Let's see... You claim that scientists predicted "increased number of hurricanes this global warming business was supposed to be causing," and I'd say that this claim was not, in fact, made. Do you have a cite? I believe the claim is that hurricanes will likely be more intense and more powerful, but not that there would be "more" of them. May I suggest that instead of spending so much effort on attempting to discredit the science that
you instead learn it first? While ignorance is its own excuse, it's just not a very good one, not among adults.
I've heard a few predictions of more hurricanes, but only as a result of the hurricane season becoming longer, not as a distinct or independent prediction itself.
But what Jack is failing to get is that predictions for complex systems are not like those for traffic speeds when a new speed-limit sign is put in place. Systems as complex and vast as global weather tend toward anomalous behavior when tweaked, so while more powerful and extensive hurricanes are predicted, and a longer season, so are the occurrence of unexpectedly calm seasons.
Predictions on this level aren't like train schedules, they're more like adjustments to a menu. The hurricane predictions from the global warming models are saying that there are now spicier dishes on a larger menu, but that along with the spicy ones are a few dreadfully bland items -- and we won't know what meals the atmosphere has ordered up until the waiter brings them.
Side note, especially for Jack, Henry, et al:
I often feel sick to my stomach writing this, because I still am at root like you guys; I don't want to believe it. But in the process of acquiring my science degree at OSU, I faced too much, well, science about the topic, in everything from geology to meteorology to oceanology to biology and chemistry.
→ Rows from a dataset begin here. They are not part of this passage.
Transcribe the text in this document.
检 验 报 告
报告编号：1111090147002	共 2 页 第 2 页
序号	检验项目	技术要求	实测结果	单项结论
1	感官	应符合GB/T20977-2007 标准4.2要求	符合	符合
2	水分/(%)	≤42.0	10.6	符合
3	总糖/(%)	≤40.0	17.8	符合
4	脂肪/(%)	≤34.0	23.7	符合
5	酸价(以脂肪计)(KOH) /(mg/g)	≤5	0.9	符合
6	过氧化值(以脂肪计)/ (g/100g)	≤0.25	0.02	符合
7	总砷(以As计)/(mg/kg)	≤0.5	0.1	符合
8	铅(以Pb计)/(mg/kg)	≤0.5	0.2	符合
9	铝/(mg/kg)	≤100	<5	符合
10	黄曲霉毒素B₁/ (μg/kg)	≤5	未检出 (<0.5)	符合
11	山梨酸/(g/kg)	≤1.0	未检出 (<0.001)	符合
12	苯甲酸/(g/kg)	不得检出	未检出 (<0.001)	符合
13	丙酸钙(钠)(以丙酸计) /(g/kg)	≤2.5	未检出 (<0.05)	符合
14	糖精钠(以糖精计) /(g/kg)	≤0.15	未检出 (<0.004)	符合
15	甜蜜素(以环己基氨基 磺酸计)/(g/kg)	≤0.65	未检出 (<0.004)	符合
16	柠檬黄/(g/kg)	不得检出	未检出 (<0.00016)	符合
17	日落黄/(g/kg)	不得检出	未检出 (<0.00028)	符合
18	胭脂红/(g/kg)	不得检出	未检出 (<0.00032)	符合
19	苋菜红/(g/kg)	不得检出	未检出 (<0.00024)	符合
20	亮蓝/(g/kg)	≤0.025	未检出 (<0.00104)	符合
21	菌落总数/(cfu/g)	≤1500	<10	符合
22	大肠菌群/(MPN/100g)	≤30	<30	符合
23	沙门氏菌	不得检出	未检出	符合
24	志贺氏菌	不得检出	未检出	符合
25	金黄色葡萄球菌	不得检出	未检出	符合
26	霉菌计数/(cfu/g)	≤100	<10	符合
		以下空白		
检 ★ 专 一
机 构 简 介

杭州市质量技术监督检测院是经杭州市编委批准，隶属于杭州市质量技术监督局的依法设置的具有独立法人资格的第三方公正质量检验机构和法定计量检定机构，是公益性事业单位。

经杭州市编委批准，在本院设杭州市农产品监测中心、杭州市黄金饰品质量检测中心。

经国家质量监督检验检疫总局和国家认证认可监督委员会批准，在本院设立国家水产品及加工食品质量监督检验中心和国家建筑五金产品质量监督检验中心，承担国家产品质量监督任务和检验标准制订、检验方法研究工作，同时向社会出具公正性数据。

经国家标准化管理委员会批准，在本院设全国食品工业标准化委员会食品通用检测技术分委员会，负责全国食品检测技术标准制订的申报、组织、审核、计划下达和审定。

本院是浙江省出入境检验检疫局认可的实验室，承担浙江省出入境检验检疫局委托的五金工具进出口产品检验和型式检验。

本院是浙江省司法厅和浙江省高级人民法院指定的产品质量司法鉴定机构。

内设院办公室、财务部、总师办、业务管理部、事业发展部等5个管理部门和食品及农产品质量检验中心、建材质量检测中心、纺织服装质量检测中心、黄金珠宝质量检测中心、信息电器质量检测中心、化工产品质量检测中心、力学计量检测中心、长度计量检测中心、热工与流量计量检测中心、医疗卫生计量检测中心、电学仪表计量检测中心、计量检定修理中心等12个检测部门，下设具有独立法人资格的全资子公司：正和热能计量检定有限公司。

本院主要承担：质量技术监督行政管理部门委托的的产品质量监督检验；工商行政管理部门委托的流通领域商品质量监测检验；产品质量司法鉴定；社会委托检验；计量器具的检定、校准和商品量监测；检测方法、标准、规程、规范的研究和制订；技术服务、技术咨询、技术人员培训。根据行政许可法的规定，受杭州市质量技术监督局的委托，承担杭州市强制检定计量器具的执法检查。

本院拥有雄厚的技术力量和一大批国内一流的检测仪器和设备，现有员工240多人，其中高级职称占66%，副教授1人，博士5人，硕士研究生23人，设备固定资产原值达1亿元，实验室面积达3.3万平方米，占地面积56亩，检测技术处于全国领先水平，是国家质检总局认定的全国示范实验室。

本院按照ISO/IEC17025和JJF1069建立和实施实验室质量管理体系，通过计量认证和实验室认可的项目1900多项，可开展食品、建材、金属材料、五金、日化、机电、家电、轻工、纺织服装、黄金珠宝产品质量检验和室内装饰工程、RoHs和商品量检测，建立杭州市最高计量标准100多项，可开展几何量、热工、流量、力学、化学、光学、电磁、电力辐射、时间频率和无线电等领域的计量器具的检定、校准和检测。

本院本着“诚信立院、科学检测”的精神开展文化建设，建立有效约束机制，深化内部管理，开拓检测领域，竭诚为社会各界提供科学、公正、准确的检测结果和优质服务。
It wasn't because all the professors were into cramming global warming down throats, but rather because no matter what discipline you're doing research in, data keeps pointing toward radical change, unlike anything before. Few of the researchers I knew there had agendas; they just wanted to organize the data and see where it pointed. What it so very frequently pointed to was an unnatural change in atmospheric composition, affecting all sorts of things; and when that change was described, it matched human activity. So I end up defending something I'd rather laugh at, because that's where the data point.